Dans la grotte Cosquer, « le choc climatique se fait sentir »

Luc Vanrell piste l’empreinte des hommes sur le monde : des peintures rupestres dans une grotte au large de Marseille aux épaves d’avions abattus en vol. À la fin des années 1990, un pêcheur marseillais retrouve une gourmette appartenant à Antoine de Saint-Exupéry, non loin de ses fouilles archéologiques. Le plongeur prend part aux recherches et un jeu de piste s’amorce, qui durera près de vingt ans et conduira à la rencontre entre le neveu de l’écrivain et le pilote allemand qui abattit l’avion.
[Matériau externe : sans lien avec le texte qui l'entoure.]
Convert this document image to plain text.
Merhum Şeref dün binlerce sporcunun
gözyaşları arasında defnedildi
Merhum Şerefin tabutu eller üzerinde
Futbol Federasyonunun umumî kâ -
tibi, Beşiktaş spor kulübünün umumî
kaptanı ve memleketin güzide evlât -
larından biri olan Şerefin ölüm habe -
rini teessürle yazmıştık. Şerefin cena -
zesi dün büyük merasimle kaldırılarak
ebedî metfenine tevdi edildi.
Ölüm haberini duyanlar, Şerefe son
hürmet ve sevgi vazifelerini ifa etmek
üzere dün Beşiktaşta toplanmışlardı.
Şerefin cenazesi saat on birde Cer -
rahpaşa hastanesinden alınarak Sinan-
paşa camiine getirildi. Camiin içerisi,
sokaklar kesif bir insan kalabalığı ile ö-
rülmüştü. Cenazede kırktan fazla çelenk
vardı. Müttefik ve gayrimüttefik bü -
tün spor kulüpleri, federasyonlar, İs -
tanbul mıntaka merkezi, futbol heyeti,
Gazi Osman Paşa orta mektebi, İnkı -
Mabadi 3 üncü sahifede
Les vestiges confrontent aussi l’archéologue à ce qui est à venir. Depuis 2011, Luc Vanrell assiste à la disparition, millimètre par millimètre, des traces d’une époque. Dans la grotte Cosquer, dont l’entrée est à 37 mètres sous l’eau dans les calanques marseillaises, les peintures rupestres sont menacées par la montée du niveau de la mer. Alors qu’une réplique du site préhistorique vient d’ouvrir ses portes aux touristes, sur les murs de la grotte, les chevaux boivent la tasse.

 

À quoi ressemble votre France ?

J’ai toujours posé mon sac en Provence mais j’ai couru à travers le monde. Pour la préhistoire, je suis content d’avoir pu partager ma vie avec des tribus en Asie du Sud-Est et du golfe du Bengale qui vivent coupées du monde moderne. Ça m’a aidé à comprendre la spiritualité des groupes humains qui vivent dans la nature sauvage.  

Les plus beaux fonds marins sont, selon moi, dans l’archipel de Riou, au large de Marseille. C’est magique, c’est époustouflant. Tant par la densité et la taille de la faune, mais aussi surtout le paysage. On est sur des paysages quasiment de type alpin, immergés et colonisés par des gorgones [coraux, NDLR] gigantesques, par toute une vie fixée, qui donne des couleurs chaudes, chatoyantes, magnifiques.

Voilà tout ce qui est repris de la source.